Friday, December 9, 2011

Roasted Acorn Squash Soup

As we mentioned before, The Spatularettes won't be able to spend as much time back home as we would like this holiday season.  Therefore we are bringing the the flavors of home to our kitchens here in Philadelphia.  When we think about recipes, few things are as mom-inspired as a bowl of homemade soup.  So in honor of family, food, and keeping things seasonal this month, we want to bring you a recipe for a delicious hearty soup.  The winter winds may be heading our way, but you will have no problem staying warm with this roasted acorn squash soup on the table. 

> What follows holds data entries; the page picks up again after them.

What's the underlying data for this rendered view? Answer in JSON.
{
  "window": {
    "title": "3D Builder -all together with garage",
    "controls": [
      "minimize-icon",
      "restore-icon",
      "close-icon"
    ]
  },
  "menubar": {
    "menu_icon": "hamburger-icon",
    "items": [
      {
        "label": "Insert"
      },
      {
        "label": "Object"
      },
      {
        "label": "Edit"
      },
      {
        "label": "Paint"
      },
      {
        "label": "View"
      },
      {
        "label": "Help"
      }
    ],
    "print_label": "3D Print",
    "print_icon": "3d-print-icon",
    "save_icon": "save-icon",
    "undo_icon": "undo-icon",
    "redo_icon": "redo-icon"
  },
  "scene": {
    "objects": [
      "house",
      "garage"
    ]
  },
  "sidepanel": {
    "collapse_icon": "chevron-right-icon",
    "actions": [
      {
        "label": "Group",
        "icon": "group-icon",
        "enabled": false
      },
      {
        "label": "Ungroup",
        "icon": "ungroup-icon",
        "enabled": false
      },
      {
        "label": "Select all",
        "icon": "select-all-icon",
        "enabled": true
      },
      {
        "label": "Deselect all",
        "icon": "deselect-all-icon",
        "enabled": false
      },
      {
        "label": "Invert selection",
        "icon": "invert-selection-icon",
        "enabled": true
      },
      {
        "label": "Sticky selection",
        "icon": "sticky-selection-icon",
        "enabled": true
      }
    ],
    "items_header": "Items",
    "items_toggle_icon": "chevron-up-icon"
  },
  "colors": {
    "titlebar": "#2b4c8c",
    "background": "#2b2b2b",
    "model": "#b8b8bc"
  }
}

3 acorn squash, cut in half
1/2 tbs olive oil
2 carrots, cut in 1 in pieces
1 white onion
2 cups frozen corn
4 cups vegetable broth
1/4 tsp cayenne pepper
1/2 tsp sea salt
1 1/2 tsp garlic powder
1/2 cup whipping cream

Preheat oven to 400 degrees. 
Cut squash in half and drizzle with olive oil.  Cover a baking sheet with foil and lay squash, cut side up, on foil.  Roast for 30 minutes or until flesh is fork tender.  Scoop out the meat of the squash with a spoon and set aside.
While squash is roasting, heat olive oil in a medium pot.  Saute carrots, onions, and corn until tender.  Combine squash with other vegetables in pot and add vegetable broth.  Simmer for 10 minutes.  Using a blender or food processor, blend contents of pot in batches until smooth.  Return soup to pot and season with cayenne, salt, and garlic powder.  Adjust seasoning to taste depending on how much spice you can handle.
To turn this simple soup into something special we suggest topping with homemade whipped cream.  In a stand mixer fit with the whisk attachment, beat cream until soft peaks form.  Fold in a pinch of cayenne, sea salt, and garlic powder.  Dollop cream on top of individual soup bowls and allow to melt into soup as you eat.
Warm, savory, and satisfying.  The perfect combination for a winter night.